I Introducing Life Cycle Management

This part defines what life cycle management is within the realm of sustainability and what are the opportunities and challenges to implement it into business practice.

Introduction: Life Cycle Management

Gerald Rebitzer

Abstract Environmental management practices in most business organizations from the early 1990s were characterized by their focus on internal operations, cost savings, and compliance and risk management approaches. Such a traditional view of sustainability management, however, is not sufficient to address current business challenges – to create competitive advantages while contributing to sustainable development. There is a need for a life cycle management practice that expands the scope through including the complete value chain and that links sustainability management and performance of organizations and products to business value and value creation. Being an extremely powerful concept and process, life cycle management can ensure businesses deliver real-world improvements for all stakeholders. In the long term, it can also help to transform the market by making sustainability a differentiator just as quality is today.

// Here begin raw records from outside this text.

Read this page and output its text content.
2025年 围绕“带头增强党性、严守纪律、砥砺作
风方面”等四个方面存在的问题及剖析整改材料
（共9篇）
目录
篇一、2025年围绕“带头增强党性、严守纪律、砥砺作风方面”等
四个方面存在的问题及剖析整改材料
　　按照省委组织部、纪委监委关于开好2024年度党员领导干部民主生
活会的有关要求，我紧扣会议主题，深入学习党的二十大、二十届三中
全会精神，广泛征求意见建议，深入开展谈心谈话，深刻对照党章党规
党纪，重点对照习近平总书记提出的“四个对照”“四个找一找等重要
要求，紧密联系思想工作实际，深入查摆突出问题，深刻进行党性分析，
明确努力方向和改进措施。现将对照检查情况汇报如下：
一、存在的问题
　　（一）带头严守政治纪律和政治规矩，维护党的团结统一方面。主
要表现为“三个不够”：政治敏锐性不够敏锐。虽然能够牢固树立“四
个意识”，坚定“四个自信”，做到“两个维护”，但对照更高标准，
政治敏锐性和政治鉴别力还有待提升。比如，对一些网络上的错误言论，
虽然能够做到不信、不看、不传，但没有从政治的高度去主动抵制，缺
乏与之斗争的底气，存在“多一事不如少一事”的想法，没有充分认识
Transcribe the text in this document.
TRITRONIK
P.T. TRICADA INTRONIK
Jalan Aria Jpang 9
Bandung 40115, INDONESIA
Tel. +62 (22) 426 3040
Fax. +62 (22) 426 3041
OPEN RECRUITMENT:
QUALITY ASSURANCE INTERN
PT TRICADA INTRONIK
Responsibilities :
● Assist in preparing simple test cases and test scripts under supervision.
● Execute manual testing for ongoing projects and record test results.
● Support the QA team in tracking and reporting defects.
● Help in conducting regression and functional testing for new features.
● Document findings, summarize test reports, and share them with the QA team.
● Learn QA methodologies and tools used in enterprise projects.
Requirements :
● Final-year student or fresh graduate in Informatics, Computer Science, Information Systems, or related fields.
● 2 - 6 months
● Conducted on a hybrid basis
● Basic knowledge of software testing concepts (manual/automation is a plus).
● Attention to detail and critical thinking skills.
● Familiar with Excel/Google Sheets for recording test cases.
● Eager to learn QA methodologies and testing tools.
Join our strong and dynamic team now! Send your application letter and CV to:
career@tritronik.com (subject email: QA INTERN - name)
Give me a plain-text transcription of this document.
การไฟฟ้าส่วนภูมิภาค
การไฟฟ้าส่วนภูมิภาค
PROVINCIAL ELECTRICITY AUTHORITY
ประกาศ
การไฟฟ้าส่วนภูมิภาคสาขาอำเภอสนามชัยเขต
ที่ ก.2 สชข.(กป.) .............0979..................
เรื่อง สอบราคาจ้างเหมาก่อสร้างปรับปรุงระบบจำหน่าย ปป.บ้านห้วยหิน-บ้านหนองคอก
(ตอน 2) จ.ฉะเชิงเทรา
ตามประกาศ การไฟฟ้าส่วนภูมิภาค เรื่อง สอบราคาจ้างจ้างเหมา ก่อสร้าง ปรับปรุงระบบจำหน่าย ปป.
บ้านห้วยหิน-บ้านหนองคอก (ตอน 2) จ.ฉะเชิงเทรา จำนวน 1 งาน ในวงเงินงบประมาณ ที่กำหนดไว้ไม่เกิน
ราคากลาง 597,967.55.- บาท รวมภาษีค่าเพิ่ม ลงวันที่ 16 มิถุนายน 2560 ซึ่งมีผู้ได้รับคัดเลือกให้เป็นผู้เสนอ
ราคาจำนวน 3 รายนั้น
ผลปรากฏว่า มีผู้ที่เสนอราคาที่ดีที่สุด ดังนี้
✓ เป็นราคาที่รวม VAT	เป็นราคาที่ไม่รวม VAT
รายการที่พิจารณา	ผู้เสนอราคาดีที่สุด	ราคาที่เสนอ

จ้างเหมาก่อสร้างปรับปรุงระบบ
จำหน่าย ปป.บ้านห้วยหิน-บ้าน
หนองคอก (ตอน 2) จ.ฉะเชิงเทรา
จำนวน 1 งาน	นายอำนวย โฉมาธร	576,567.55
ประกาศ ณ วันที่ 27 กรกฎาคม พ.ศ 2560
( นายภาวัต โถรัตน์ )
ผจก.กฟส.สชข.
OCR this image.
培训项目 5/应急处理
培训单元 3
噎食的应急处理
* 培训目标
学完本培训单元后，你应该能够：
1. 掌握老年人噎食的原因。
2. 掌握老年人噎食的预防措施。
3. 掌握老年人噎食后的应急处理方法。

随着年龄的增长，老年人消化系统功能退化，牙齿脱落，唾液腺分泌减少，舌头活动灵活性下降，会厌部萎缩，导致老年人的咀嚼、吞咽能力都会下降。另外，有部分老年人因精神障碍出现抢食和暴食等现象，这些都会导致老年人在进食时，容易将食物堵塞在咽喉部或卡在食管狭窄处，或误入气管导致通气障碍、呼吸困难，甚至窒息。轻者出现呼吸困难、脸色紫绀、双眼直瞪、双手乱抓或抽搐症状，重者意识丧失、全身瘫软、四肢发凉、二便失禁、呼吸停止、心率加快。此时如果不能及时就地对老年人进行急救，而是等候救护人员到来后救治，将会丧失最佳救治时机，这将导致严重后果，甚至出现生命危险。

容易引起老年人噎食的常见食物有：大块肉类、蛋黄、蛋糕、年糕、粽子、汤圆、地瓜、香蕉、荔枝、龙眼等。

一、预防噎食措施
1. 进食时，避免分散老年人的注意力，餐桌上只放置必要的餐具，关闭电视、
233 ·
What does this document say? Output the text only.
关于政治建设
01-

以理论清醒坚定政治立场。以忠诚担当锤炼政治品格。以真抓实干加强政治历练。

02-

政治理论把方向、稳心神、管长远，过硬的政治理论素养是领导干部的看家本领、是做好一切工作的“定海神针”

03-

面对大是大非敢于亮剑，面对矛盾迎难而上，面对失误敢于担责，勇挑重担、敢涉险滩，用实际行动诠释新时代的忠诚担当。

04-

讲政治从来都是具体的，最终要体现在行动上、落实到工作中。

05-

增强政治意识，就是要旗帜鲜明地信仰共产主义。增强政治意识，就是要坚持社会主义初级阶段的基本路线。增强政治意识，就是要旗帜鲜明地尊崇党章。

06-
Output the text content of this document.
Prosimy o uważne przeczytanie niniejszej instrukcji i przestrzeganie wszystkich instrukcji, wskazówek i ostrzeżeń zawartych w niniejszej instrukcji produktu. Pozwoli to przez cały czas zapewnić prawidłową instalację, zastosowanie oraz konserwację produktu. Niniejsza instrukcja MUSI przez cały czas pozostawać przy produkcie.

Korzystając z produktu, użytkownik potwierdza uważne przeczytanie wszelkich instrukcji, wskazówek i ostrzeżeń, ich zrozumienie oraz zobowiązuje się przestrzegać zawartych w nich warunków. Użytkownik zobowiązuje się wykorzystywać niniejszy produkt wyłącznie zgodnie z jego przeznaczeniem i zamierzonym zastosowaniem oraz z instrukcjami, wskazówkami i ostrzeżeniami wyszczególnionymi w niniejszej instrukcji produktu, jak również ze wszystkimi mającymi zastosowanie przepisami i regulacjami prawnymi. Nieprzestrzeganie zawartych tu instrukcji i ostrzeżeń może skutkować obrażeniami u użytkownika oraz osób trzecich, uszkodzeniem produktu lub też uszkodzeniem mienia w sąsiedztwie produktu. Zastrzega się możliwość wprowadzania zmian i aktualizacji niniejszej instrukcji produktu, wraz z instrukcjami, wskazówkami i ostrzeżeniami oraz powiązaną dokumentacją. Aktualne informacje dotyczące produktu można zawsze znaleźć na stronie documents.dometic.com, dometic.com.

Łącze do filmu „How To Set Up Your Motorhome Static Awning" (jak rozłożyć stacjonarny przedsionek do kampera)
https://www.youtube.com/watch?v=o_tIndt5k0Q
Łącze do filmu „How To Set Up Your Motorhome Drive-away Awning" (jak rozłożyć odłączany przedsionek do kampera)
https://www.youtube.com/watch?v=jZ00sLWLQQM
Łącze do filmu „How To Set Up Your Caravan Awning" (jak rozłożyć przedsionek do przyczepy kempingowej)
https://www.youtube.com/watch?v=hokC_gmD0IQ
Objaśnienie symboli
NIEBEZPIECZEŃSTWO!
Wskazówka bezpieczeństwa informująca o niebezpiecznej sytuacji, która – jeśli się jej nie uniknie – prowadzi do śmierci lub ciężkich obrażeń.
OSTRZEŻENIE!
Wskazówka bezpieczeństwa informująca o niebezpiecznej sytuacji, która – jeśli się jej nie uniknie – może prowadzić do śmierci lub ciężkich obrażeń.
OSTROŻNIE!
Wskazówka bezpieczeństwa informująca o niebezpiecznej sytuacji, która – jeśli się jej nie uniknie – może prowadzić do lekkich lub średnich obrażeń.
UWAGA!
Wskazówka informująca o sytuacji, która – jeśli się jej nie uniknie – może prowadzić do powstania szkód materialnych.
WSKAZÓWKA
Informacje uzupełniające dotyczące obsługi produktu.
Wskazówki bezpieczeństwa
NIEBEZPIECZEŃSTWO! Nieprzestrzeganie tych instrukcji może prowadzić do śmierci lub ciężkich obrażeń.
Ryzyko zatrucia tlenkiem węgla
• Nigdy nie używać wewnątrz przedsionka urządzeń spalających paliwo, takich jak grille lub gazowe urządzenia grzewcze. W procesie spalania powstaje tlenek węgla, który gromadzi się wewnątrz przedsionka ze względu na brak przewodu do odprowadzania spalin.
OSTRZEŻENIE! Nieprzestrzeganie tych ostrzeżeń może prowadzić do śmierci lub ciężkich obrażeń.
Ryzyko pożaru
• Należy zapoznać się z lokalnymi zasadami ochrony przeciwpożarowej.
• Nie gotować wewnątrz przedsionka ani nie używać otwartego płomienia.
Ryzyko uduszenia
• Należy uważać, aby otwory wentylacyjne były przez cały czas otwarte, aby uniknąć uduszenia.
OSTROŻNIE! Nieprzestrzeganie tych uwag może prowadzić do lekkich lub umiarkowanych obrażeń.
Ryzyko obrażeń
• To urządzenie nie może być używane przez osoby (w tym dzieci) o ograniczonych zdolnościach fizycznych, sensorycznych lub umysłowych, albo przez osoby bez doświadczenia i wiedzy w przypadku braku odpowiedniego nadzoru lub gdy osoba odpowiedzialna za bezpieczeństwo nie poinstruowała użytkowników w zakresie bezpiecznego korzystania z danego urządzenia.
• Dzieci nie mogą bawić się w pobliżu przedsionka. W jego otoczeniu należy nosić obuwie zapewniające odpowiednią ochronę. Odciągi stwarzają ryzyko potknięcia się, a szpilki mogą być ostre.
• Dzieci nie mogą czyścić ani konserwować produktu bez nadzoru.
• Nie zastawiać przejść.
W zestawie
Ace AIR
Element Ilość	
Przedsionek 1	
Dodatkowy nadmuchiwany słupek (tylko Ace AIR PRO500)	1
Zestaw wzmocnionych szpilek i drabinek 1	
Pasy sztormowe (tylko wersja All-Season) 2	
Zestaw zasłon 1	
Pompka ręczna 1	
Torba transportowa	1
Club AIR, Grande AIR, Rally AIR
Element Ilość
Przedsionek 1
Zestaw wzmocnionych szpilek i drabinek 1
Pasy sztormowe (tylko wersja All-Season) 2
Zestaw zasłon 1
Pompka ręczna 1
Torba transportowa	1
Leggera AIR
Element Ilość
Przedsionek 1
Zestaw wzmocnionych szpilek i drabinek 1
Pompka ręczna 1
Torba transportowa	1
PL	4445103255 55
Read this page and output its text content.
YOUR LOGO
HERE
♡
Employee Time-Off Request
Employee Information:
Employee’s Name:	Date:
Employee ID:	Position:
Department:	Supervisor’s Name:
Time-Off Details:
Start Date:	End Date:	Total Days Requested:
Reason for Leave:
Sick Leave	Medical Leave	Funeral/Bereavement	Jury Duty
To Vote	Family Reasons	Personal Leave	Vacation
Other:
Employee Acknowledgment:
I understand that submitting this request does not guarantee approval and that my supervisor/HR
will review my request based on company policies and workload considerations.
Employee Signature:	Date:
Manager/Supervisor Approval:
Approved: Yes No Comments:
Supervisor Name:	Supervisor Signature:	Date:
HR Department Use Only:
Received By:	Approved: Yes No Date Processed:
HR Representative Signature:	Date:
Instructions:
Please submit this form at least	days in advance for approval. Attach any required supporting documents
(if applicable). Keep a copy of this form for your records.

Keywords Business organization • Life cycle assessment • Life cycle management

• Life cycle sustainability assessment • Life cycle sustainability management • Sustainability • Value creation

The Business Context

Paradigm shifts in the world of international business and economics and a shift from a view that focuses purely on profit to one that takes a more balanced and long-term approach to also address environmental, governance, and social factors have been discussed for many years now. There is a growing understanding that businesses cannot only focus on short-term profitability and internal factors such as productivity improvements to be successful in the long run. On the other side, however, for many business sectors, competition is now truly global and fiercer than ever, making it necessary to have the focus on profitable growth and to being able to react very flexible to changing market requirements. The ancient quote “Change is the only constant in life” (generally attributed to Heraclitus of Ephesus, a Greek philosopher, who lived from 535 BC to 475 BC) is today more valid than ever.

How can this fast-paced business reality that inevitably aims at profitability, short and long-term, be married with the need to balance long-term financial, environmental, governance, and social impacts and benefits?

The traditional view in environmental management and later in sustainability management can be characterized by:

• Concentrating on internal operations (“inside the factory walls”)

• Targeting cost savings through efficiency improvements and related reductions in material and energy use as well as waste generation

• Assurance of compliance to regulatory and other explicitly stated requirements (international standards, customer requests, etc.)

• Risk management, mainly to avoid liability issues and reputational damage

This perspective, which was shared by most governments and other stakeholders, was prevalent in most business organizations from the early 1990s and well into the new millennium and is still the standard in many organizations today. It is often represented by organizations, where the sustainability function is a sub-function of Environment, Health, and Safety (EHS).

It is obvious that this internally focused cost savings, compliance, and risk management approach can only be a basis, but will never be sufficient to address the aforementioned business challenges and align with the primary profitability goals of any business organization in a market economy.